At the end of 2009, Wendy and I took a road trip to Kansas City to attend the International House of Prayer’s One Thing conference. On our way home, Wendy exhibited strange behavior (possibly from not taking her medication) and insisted we not see each other for seven days. A week after returning to the DC area, Wendy emailed me saying she wanted us to go our separate ways. I moved out of the Shrimp Boat and resumed traveling as a missionary.
To my surprise, Wendy sent me a Facebook friend request two years later. I didn’t seek to renew our relationship because I was seeing somebody else. I also noticed from Wendy’s Facebook posts that she was spending time with John. Still, I was shocked to learn of their sudden wedding in May 2012. John wanted me to be the first to know since I brought them together. Despite going through numerous separations, they remained married for almost thirteen years. A few times, I was a guest at their house in Rockville. It felt awkward initially, but Wendy continued to be hospitable to me.
This past October was the last time I talked to Wendy. John had invited me to stay at a house he was renovating in Canton, Ohio. Wendy had remained in Maryland due to increasing health issues, which included receiving dialysis. She came to Canton with John one night, intending to move there. A day later, she decided to return to Rockville.
Last month, I called John to see how he was doing and found out Wendy had suffered cardiac arrest days before. She lost her ability to speak but appeared to be recovering. John asked me to pray for Wendy’s healing. I did so but perceived in my spirit that she wouldn’t be around much longer. I didn’t say anything to John, wanting to believe the best for Wendy.

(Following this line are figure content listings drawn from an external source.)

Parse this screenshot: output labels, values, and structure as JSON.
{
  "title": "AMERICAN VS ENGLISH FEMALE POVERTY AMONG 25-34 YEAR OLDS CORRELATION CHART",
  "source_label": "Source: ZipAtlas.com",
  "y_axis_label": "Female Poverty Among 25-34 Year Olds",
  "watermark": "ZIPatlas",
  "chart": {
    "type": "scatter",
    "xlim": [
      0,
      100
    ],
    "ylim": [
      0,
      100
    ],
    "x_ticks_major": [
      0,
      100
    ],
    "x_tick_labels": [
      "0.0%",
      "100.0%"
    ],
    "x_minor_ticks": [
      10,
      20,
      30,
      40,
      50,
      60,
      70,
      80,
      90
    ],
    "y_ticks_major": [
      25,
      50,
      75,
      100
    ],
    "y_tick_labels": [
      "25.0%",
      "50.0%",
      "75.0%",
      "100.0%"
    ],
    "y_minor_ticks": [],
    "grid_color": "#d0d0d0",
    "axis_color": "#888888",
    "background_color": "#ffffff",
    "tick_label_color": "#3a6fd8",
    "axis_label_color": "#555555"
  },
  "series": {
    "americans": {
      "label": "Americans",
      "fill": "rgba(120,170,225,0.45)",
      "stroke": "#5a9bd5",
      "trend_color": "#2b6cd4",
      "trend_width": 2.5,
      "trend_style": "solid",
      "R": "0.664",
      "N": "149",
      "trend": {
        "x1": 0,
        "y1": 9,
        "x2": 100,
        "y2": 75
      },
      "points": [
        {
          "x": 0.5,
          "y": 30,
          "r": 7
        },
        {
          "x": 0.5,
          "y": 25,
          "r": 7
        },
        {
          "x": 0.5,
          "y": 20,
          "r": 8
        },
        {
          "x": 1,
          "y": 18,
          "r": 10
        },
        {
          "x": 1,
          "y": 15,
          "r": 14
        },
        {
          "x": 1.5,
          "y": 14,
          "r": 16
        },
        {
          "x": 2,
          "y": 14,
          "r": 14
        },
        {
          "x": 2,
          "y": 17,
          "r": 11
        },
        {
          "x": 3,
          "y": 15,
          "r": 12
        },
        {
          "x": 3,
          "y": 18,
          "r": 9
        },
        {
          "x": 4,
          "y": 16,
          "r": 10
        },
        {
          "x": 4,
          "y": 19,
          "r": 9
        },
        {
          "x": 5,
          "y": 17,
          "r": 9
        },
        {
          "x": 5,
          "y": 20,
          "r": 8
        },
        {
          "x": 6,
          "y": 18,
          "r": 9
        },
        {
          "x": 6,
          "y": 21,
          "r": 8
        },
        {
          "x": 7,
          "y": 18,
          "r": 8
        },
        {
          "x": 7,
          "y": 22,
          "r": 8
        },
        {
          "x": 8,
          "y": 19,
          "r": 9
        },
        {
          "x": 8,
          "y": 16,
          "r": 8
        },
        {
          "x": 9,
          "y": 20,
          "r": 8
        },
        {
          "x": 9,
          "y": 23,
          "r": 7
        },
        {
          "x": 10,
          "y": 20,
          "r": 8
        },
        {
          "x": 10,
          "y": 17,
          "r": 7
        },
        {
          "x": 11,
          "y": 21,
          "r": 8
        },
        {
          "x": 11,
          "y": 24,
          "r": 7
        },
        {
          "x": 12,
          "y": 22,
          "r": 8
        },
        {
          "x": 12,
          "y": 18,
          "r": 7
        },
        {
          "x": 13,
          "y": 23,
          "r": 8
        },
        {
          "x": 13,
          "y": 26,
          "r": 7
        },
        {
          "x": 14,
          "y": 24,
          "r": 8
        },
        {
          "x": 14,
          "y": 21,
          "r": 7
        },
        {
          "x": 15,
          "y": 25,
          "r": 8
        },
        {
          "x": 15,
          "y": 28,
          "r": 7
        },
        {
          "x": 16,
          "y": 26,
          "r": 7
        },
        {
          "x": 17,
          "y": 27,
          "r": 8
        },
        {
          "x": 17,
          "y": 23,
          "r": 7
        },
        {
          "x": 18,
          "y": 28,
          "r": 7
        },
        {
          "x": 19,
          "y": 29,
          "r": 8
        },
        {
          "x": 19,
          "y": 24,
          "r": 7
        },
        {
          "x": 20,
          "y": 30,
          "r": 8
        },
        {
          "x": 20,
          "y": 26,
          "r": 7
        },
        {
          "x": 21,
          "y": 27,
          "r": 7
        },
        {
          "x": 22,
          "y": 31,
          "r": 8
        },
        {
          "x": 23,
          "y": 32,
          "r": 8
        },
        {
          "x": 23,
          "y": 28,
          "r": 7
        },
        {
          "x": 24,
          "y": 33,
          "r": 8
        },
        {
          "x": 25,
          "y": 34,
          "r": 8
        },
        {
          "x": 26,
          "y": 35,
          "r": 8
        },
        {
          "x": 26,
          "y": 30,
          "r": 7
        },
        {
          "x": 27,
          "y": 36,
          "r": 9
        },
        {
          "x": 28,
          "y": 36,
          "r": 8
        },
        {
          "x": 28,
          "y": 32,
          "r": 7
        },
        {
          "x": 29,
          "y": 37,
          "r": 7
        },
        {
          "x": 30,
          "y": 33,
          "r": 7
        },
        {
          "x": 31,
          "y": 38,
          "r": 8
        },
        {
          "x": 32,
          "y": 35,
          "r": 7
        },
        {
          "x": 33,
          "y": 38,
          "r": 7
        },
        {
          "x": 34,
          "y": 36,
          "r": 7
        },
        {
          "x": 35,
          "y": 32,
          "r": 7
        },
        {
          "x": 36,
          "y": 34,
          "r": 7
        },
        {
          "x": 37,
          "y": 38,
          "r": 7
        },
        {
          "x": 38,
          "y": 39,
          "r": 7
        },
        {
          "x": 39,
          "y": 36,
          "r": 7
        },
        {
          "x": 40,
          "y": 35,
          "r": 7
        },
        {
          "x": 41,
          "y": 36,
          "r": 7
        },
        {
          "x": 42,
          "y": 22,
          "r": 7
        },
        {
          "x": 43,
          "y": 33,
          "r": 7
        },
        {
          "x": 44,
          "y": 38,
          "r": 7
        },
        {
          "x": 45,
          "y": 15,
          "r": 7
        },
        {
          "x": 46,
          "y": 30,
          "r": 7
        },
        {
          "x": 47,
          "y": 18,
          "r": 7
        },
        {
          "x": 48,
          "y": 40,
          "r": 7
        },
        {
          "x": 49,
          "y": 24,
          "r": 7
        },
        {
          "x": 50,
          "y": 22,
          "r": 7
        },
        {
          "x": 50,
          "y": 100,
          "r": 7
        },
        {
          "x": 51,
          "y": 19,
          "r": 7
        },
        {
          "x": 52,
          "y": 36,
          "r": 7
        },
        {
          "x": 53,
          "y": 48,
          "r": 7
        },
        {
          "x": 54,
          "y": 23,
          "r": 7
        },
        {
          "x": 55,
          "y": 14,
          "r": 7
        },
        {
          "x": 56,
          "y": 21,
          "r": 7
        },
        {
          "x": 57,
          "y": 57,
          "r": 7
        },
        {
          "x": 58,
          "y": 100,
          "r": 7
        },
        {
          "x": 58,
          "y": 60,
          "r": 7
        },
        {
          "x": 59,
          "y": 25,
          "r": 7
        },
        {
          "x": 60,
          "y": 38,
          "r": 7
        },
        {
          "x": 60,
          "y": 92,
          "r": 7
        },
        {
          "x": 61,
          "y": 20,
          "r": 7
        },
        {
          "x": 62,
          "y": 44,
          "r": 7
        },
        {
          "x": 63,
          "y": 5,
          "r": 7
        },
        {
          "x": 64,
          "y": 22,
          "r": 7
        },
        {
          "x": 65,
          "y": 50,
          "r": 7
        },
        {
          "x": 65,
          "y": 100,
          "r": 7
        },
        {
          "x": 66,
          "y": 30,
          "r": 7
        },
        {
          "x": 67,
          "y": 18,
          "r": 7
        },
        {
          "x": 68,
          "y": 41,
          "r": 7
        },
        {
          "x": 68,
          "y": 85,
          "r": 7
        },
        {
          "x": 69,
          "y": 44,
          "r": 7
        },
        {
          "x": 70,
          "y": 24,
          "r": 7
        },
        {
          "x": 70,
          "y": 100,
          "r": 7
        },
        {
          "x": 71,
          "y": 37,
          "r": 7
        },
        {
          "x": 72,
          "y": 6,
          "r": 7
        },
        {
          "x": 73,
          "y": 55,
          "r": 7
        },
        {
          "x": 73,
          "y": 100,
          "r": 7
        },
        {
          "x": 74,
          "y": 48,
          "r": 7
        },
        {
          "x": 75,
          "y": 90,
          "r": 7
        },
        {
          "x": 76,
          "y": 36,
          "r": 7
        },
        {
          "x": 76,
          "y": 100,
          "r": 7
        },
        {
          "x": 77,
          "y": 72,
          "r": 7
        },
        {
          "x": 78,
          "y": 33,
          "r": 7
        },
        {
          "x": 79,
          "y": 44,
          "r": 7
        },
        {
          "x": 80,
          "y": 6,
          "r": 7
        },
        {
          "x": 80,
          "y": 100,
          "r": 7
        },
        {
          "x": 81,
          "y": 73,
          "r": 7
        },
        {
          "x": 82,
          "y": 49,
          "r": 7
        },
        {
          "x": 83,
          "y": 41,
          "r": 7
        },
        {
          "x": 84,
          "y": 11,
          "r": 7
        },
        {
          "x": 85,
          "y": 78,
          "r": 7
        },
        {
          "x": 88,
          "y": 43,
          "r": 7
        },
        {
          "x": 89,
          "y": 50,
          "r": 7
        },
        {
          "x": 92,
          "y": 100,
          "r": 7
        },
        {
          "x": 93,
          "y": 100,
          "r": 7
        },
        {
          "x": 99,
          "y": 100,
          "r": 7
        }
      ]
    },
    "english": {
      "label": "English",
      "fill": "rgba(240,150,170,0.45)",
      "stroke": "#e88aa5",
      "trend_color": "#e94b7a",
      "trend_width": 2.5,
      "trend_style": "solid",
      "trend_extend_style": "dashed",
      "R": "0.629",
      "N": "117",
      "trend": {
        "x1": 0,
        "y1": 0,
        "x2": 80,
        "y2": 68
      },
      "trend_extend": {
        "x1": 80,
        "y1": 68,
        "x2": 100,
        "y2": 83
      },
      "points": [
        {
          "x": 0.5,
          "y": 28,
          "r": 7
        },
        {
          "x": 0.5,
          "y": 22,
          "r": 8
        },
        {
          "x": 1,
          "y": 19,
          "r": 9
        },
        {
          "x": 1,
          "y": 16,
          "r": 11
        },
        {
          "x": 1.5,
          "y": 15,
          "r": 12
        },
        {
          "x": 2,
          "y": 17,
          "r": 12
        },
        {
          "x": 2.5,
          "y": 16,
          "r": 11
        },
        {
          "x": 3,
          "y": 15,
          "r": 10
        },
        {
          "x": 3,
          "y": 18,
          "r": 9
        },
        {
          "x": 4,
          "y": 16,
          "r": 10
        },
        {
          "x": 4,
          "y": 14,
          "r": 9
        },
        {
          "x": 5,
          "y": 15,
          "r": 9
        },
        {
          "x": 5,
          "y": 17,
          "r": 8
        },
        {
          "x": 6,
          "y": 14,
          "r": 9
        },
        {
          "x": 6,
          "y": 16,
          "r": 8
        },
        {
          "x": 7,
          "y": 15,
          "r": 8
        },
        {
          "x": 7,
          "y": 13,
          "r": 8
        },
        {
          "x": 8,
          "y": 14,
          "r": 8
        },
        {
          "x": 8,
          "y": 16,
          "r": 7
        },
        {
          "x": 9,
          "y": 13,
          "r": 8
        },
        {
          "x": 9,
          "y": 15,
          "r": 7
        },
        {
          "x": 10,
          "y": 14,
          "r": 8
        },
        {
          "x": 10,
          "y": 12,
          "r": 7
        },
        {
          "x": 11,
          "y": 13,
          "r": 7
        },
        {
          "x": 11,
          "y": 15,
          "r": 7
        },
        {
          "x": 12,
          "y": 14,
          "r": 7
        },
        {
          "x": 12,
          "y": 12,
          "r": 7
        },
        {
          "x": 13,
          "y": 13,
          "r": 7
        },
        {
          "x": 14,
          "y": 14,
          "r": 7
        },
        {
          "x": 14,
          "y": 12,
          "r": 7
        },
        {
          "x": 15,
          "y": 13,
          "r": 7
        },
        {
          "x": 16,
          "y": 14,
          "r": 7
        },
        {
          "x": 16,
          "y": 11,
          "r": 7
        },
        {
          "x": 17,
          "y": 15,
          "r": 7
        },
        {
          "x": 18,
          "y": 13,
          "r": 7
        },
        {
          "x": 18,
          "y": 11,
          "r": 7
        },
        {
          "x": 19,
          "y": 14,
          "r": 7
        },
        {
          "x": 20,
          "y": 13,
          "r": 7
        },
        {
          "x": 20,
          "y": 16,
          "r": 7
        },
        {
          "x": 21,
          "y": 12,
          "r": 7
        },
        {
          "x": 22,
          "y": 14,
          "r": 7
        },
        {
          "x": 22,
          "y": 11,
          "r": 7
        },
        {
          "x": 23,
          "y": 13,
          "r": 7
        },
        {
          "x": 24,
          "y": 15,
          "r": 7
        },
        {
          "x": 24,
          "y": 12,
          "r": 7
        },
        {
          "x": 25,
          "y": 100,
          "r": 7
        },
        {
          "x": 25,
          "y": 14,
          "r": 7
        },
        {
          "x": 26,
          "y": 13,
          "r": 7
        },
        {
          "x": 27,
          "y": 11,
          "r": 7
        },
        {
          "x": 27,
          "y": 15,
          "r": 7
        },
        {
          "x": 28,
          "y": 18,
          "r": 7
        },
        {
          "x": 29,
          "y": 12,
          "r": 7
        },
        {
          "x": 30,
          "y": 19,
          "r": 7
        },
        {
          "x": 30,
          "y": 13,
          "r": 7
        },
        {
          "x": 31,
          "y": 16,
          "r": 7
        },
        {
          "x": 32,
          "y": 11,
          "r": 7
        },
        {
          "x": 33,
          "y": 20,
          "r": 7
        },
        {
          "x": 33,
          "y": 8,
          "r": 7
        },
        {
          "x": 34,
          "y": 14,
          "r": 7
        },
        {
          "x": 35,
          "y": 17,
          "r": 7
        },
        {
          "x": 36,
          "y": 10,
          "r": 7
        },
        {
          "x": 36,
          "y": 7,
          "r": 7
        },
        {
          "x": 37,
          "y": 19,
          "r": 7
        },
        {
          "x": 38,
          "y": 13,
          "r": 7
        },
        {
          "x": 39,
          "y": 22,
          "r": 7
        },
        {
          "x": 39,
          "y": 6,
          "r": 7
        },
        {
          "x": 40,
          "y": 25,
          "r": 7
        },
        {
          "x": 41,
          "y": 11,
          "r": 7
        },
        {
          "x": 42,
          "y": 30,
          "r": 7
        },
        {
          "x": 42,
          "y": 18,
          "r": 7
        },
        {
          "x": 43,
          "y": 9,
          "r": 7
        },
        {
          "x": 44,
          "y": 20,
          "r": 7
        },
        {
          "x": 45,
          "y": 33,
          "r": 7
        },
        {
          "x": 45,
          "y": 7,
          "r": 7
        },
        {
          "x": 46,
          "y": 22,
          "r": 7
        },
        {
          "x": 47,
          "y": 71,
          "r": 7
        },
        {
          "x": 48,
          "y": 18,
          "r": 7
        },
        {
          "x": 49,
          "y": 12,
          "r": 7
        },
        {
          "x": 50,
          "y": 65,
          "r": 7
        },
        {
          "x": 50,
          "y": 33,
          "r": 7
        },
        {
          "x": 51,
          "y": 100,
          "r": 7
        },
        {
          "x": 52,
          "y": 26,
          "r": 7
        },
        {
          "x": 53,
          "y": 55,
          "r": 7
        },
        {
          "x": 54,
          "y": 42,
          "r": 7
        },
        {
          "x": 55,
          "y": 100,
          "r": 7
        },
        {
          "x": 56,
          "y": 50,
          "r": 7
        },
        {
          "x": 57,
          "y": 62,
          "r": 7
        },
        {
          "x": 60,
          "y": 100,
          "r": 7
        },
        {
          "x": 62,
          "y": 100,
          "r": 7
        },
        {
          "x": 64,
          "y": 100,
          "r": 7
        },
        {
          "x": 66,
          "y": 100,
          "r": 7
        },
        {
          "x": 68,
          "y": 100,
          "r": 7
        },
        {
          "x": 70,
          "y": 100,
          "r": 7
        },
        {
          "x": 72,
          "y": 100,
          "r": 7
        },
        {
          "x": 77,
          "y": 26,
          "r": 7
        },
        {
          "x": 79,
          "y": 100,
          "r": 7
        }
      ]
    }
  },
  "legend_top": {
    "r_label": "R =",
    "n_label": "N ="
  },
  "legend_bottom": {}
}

On February 6th, John sent a text informing me his wife had passed away. Wendy was only 51 years old. She will be missed and loved by many. I appreciated Wendy’s commitment to the Lord, her love for animals, her sense of humor, and her generosity. While we dated, Wendy made a good income working in medical research. I avoided asking her for financial assistance, but she still blessed me in numerous ways.
During church meetings I attended with her, Wendy enjoyed dancing. I can see her doing that now on streets of gold while hollering, “Happy Holy!”
“And God will wipe away every tear from their eyes; there shall be no more death, nor sorrow, nor crying. There shall be no more pain, for the former things have passed away.”